Predictive Analytics can be very helpful: algorithms can help retailers decide what quantities of items to order, detect instances of financial fraud or help allocate resources to control the spread of a disease. However, while these predictive tools are helping change lives for the better and provide meaningful insights, we must remember not to let the algorithms do all the heavy lifting – like the vision from a crystal ball, the images provided can be open to interpretation.
The largest and most recent example comes from our neighbours to the south. The recent U.S. election was preceded by numerous media reports on polls suggesting Hillary Clinton was the absolute favourite to win the presidency, leading many to be shocked when the results rolled in on the evening of November 8th.
Erik Brynjolfsson, Director of the MIT Initiative on the Digital Economy, soberly reminds us that data science is not always going to give you an answer, but a probability – and a 70% chance that someone is going to win still means there is an additional 30% chance that they won’t. The algorithms that helped form the predictions from this election were based more on historical election data and less on the emotional mood of the country, and in a 24-hour news cycle, raw data suggesting a Hillary win became constant news reports that may have emboldened Democratic supporters to the point of complacency.
After the election there was a lot of soul-searching by data scientists: was the data itself flawed? The polls? The algorithms? There were certainly data scientists who correctly predicted a Trump win, but when the predictive algorithms by the major vote forecasters formed a general consensus that jived with the story the left-leaning media wanted to tell, it was not scrutinized nearly as well as it could have been.
With several very public big data algorithm stories in the news including Google’s overinflated flu-trends analysis back in 2013 and Facebook’s promotion of fake news in their trending section, people are taking notice. Data and predictions based off of algorithms are important, but there is a lot to learn from these recent news stories; we must acknowledge that predictive algorithms often fail to pick up on important details relating to context that are necessary when it comes to interpretation and actioning of the results.

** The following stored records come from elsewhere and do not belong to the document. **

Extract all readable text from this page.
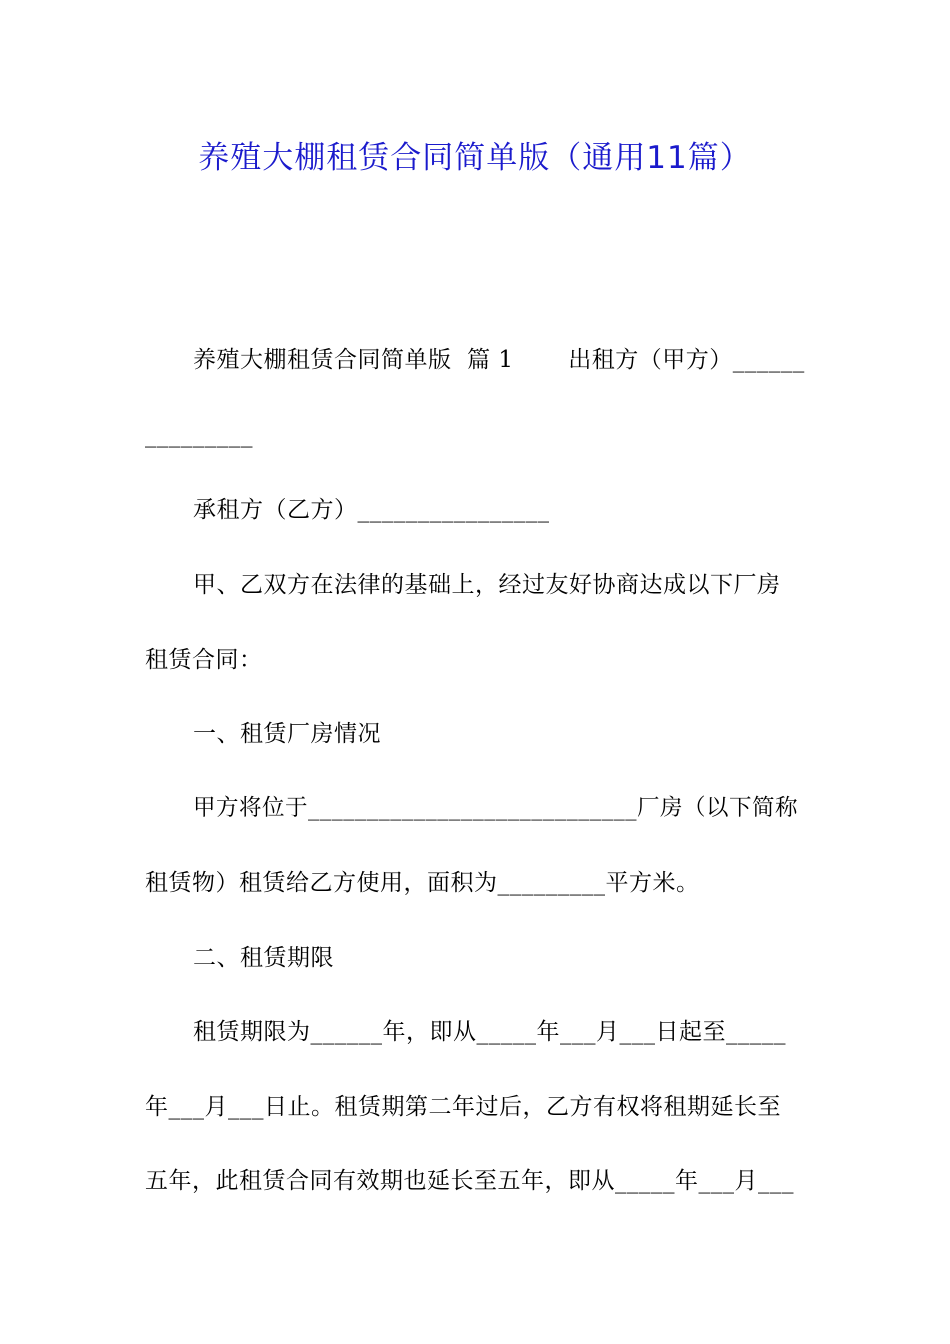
养殖大棚租赁合同简单版（通用11篇）
养殖大棚租赁合同简单版  篇 1       出租方（甲方）______
_________
承租方（乙方）________________
甲、乙双方在法律的基础上，经过友好协商达成以下厂房
租赁合同：
一、租赁厂房情况
甲方将位于____________________________厂房（以下简称
租赁物）租赁给乙方使用，面积为_________平方米。
二、租赁期限
租赁期限为______年，即从_____年___月___日起至_____
年___月___日止。租赁期第二年过后，乙方有权将租期延长至
五年，此租赁合同有效期也延长至五年，即从_____年___月___
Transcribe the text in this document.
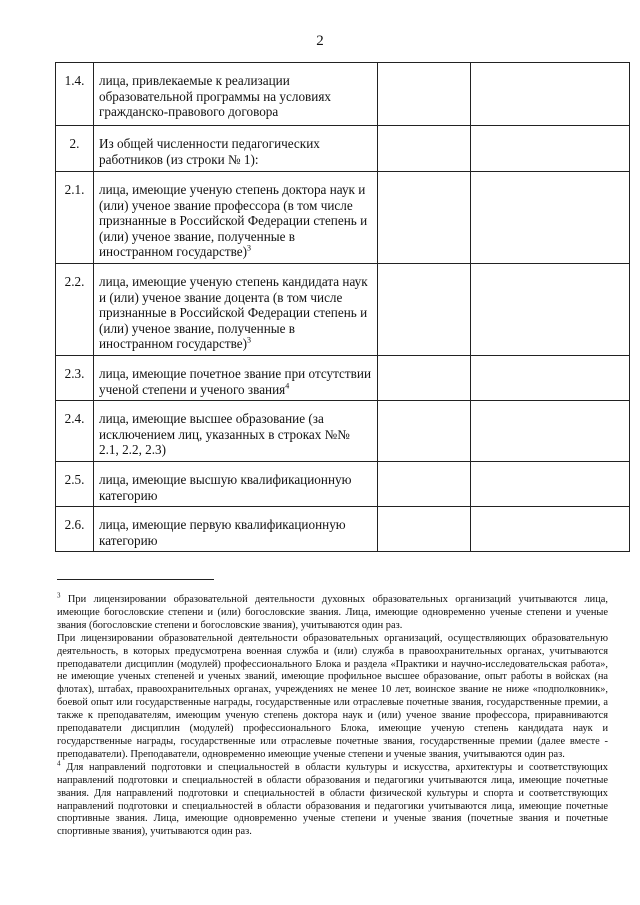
2
1.4.	лица, привлекаемые к реализации образовательной программы на условиях гражданско-правового договора		
2.	Из общей численности педагогических работников (из строки № 1):		
2.1.	лица, имеющие ученую степень доктора наук и (или) ученое звание профессора (в том числе признанные в Российской Федерации степень и (или) ученое звание, полученные в иностранном государстве)$^3$		
2.2.	лица, имеющие ученую степень кандидата наук и (или) ученое звание доцента (в том числе признанные в Российской Федерации степень и (или) ученое звание, полученные в иностранном государстве)$^3$		
2.3.	лица, имеющие почетное звание при отсутствии ученой степени и ученого звания$^4$		
2.4.	лица, имеющие высшее образование (за исключением лиц, указанных в строках №№ 2.1, 2.2, 2.3)		
2.5.	лица, имеющие высшую квалификационную категорию		
2.6.	лица, имеющие первую квалификационную категорию		

$^3$ При лицензировании образовательной деятельности духовных образовательных организаций учитываются лица, имеющие богословские степени и (или) богословские звания. Лица, имеющие одновременно ученые степени и ученые звания (богословские степени и богословские звания), учитываются один раз.

При лицензировании образовательной деятельности образовательных организаций, осуществляющих образовательную деятельность, в которых предусмотрена военная служба и (или) служба в правоохранительных органах, учитываются преподаватели дисциплин (модулей) профессионального Блока и раздела «Практики и научно-исследовательская работа», не имеющие ученых степеней и ученых званий, имеющие профильное высшее образование, опыт работы в войсках (на флотах), штабах, правоохранительных органах, учреждениях не менее 10 лет, воинское звание не ниже «подполковник», боевой опыт или государственные награды, государственные или отраслевые почетные звания, государственные премии, а также к преподавателям, имеющим ученую степень доктора наук и (или) ученое звание профессора, приравниваются преподаватели дисциплин (модулей) профессионального Блока, имеющие ученую степень кандидата наук и государственные награды, государственные или отраслевые почетные звания, государственные премии (далее вместе - преподаватели). Преподаватели, одновременно имеющие ученые степени и ученые звания, учитываются один раз.

$^4$ Для направлений подготовки и специальностей в области культуры и искусства, архитектуры и соответствующих направлений подготовки и специальностей в области образования и педагогики учитываются лица, имеющие почетные звания. Для направлений подготовки и специальностей в области физической культуры и спорта и соответствующих направлений подготовки и специальностей в области образования и педагогики учитываются лица, имеющие почетные спортивные звания. Лица, имеющие одновременно ученые степени и ученые звания (почетные звания и почетные спортивные звания), учитываются один раз.
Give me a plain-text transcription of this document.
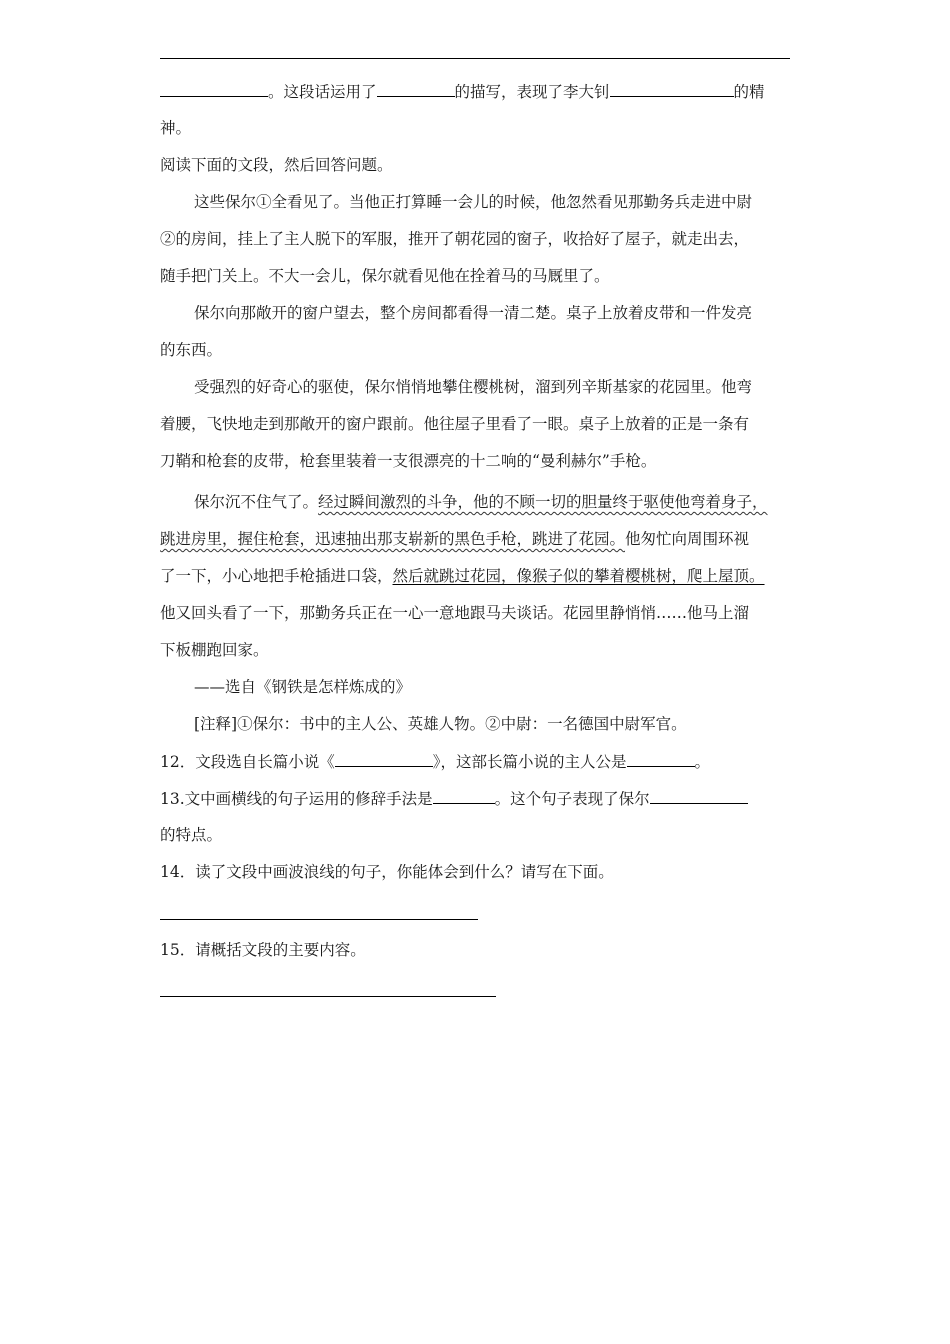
。这段话运用了	的描写，表现了李大钊	的精
神。
阅读下面的文段，然后回答问题。
这些保尔①全看见了。当他正打算睡一会儿的时候，他忽然看见那勤务兵走进中尉
②的房间，挂上了主人脱下的军服，推开了朝花园的窗子，收拾好了屋子，就走出去，
随手把门关上。不大一会儿，保尔就看见他在拴着马的马厩里了。
保尔向那敞开的窗户望去，整个房间都看得一清二楚。桌子上放着皮带和一件发亮
的东西。
受强烈的好奇心的驱使，保尔悄悄地攀住樱桃树，溜到列辛斯基家的花园里。他弯
着腰，飞快地走到那敞开的窗户跟前。他往屋子里看了一眼。桌子上放着的正是一条有
刀鞘和枪套的皮带，枪套里装着一支很漂亮的十二响的“曼利赫尔”手枪。
保尔沉不住气了。经过瞬间激烈的斗争，他的不顾一切的胆量终于驱使他弯着身子，
跳进房里，握住枪套，迅速抽出那支崭新的黑色手枪，跳进了花园。他匆忙向周围环视
了一下，小心地把手枪插进口袋，然后就跳过花园，像猴子似的攀着樱桃树，爬上屋顶。
他又回头看了一下，那勤务兵正在一心一意地跟马夫谈话。花园里静悄悄……他马上溜
下板棚跑回家。
——选自《钢铁是怎样炼成的》
[注释]①保尔：书中的主人公、英雄人物。②中尉：一名德国中尉军官。
12．文段选自长篇小说《	》，这部长篇小说的主人公是	。
13.文中画横线的句子运用的修辞手法是	。这个句子表现了保尔
的特点。
14．读了文段中画波浪线的句子，你能体会到什么？请写在下面。
15．请概括文段的主要内容。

Data on its own might seem to tell one picture, but without having a team take the time to analyze the data for potential outliers and bias and present it within a larger context, the results gleaned from the data can be troublesome.
For example, predictive algorithms for police are meant to help determine areas where crimes are more likely to be committed to send officers on patrol. However, when one such system in Oakland was audited by a third-party, it was shown that the software displayed an inherent racial bias reinforcing already prevalent racial stereotypes related to law enforcement:
PredPol directed police to black neighbourhoods like West Oakland and International Boulevard instead of zeroing in on where drug crime actually occurred. Predominantly white neighbourhoods like Rockridge and Piedmont got a pass, even though white people use illicit drugs at higher rates than minorities.
Algorithms are programmed by people, and people aren’t perfect. The promise of machine learning to tweak and improve algorithms is promising, but still in its infancy; consider Microsoft’s recent attempt at a learning chatbot which became worryingly racist after it was spammed by Twitter trolls. Yet for all of the negative stories, there are some amazing ones as well, such as a successful Canadian Predictive Analytics system that tracks the progress of HIV to determine where to best focus health resources and slow the spread of the disease. All it takes is for the right people to understand the nuances of the data.
As we give more control of our decision making over to algorithms and AI, we must remember that while these tools are valuable and continually being refined, they far from perfect. While it may be tempting to take their findings at face value, it still requires sensible analysis from human beings to make heads or tails of the data in relation to all the factors that influenced it.